Last week, we covered a news story about Pope Francis and he comments regarding birth control and the spread of the Zika virus throughout South America. Specifically, here’s the Inside newsletter summary:

Pope Francis suggested the Zika virus may present a rare exception to the Vatican’s total ban on birth control. In an informal interview, the Pope suggested there’s some precedent for the limited use of birth control in emergency situations, such as the spread of an illness.

Reader Timothy Dean sent us a very thoughtful, detailed response about why this summary may have been a bit misleading. It’s republished here in full.

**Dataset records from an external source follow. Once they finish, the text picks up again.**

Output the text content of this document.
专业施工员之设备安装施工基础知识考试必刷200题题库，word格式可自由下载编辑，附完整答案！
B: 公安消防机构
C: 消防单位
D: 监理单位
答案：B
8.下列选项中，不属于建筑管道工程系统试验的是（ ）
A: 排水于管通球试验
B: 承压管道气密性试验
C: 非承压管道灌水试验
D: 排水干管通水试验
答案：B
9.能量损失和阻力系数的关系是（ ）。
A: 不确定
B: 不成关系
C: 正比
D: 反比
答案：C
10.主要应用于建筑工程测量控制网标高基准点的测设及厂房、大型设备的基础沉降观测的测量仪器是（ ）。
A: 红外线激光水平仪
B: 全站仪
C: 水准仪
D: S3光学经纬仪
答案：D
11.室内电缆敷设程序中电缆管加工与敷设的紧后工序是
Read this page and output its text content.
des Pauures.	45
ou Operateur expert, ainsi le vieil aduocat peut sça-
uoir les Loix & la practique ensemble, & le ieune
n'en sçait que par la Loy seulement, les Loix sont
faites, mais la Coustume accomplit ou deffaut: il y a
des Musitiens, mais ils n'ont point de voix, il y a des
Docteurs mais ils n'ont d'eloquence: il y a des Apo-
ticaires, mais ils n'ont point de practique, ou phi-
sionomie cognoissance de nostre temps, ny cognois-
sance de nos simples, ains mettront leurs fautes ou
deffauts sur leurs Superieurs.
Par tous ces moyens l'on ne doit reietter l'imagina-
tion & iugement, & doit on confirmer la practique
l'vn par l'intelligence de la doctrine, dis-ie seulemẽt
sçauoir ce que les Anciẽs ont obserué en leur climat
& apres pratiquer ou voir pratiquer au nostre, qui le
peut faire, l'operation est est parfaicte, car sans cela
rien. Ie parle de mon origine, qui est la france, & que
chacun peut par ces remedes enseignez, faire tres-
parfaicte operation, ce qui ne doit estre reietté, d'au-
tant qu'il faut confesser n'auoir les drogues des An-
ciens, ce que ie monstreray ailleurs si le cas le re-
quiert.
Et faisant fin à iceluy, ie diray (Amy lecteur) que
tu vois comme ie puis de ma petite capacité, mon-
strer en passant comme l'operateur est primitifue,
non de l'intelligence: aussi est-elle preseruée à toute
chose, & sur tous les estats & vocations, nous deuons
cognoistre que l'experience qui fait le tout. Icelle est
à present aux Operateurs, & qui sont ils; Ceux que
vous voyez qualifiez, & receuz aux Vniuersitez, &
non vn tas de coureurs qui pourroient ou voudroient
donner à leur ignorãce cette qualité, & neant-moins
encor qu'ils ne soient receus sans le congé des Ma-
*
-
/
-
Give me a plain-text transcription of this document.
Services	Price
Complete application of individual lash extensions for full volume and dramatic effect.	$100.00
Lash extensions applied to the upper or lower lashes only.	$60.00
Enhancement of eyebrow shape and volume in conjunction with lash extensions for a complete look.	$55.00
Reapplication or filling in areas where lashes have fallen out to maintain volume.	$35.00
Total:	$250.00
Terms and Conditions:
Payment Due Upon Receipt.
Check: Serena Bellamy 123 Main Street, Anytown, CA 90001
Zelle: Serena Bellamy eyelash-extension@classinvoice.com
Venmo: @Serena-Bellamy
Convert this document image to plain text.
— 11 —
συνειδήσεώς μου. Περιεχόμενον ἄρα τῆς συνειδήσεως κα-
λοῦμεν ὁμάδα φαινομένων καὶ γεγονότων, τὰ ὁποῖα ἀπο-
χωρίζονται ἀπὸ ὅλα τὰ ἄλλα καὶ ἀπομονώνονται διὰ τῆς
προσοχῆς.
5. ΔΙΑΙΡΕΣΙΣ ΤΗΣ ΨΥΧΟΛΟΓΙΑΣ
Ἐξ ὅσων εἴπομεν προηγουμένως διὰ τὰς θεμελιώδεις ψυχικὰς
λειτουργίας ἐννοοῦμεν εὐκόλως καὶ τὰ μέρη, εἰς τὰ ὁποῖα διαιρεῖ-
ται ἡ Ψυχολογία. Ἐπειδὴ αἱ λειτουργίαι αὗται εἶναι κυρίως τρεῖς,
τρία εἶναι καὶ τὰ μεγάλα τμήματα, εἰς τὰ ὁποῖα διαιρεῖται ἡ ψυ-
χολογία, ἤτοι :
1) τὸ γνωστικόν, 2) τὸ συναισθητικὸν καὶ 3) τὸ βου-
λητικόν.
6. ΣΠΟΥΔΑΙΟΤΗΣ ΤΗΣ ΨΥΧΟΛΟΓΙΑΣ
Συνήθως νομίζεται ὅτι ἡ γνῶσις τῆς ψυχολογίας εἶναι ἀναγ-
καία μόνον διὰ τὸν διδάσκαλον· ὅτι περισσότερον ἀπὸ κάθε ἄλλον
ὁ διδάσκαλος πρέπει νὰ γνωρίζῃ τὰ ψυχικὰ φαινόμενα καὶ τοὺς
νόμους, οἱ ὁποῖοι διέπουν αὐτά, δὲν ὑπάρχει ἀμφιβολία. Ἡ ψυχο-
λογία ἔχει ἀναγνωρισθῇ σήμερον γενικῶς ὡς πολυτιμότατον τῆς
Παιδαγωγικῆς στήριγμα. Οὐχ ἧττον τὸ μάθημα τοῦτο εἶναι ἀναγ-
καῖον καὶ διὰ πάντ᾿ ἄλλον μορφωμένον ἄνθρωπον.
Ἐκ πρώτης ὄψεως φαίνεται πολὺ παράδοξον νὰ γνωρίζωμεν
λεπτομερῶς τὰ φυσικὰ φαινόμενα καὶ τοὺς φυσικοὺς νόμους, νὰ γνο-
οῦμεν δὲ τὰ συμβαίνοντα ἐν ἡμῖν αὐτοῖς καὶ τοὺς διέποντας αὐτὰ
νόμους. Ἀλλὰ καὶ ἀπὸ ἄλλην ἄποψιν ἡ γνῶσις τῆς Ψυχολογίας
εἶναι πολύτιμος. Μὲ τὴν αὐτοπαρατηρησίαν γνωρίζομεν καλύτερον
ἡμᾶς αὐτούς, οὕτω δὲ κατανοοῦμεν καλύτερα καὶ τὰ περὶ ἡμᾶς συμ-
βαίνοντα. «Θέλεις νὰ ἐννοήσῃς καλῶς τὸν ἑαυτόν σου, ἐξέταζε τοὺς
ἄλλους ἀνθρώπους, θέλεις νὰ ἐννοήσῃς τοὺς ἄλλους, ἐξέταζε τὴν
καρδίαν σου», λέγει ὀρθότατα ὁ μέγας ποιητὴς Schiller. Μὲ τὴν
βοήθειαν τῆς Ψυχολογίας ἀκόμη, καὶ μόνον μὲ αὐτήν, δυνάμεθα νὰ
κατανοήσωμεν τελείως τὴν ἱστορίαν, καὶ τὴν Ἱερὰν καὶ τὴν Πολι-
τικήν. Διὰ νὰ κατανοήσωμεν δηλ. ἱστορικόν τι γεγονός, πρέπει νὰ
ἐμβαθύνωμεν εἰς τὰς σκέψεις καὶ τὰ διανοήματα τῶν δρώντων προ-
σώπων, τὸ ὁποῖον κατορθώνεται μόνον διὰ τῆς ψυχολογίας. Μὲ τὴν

My problem with the news reports I keep seeing are twofold: first, that doesn’t appear to be at all what Pope Francis said; second, the phrasing of your headline in particular implied the existence of a “total ban” (and so too the “rare exception”) that doesn’t exist as such (even less so if the term “birth control” includes NFP or not).
First, what Pope Francis was asked: “Some authorities have proposed abortion, or else to avoiding pregnancy. As regards avoiding pregnancy, on this issue, can the Church take into consideration the concept of ‘the lesser of two evils?’” Note that this doesn’t say anything about artificial contraception. It talks about avoiding pregnancy. I have yet to find an article that actually quotes the question Pope Francis was asked (e.g., your CNN article does not) — however, many quote Francis’ response: “avoiding pregnancy is not an absolute evil.” No article I’ve read so far actually contains any quotation referring to contraception. This leads me to conclude that the transcript released by the Catholic News Agency is likely the correct one.
This matters, because the Catholic Church recognizes and teaches that it may be morally irresponsible not to avoid pregnancy. Catholic couples must weigh their love against “the responsible transmission of life” (Gaudium et Spes), and that there may very well be “well-grounded reasons for spacing births, arising from the physical or psychological condition of husband or wife, or from external circumstances”(Humanae Vitae).
Therefore this especially can’t be characterized as a total ban if, as you suggested in your email to me, “birth control” can apply to a wide range of techniques including NFP.
Finally, and I totally get that this is nit-picky, but I offer it just for completeness: if we speak of a ban of birth control, where the term “birth control” refers only to techniques that the Church believes to be morally suspect, then the term “ban” is indeed closer to being accurate. But bear in mind that the Church doesn’t actually “ban” any of these, in the sense of making any church laws about it. The Church teaches certain moral principles to be followed: such as not killing a new life, or not taking steps to totally separate sex from its procreative potential. But intention is important — clearly sometimes a medical operation must be performed in which a doctor may save t he mother or the child, but not both; there are uses for “birth control” methods that reach outside the realm of consensual sex (everything from correcting hormonal imbalances, to protecting nuns being raped); etc. This alone wouldn’t have prompted my writing in — it’s more of a correction to connotation than to anything practical in what you wrote.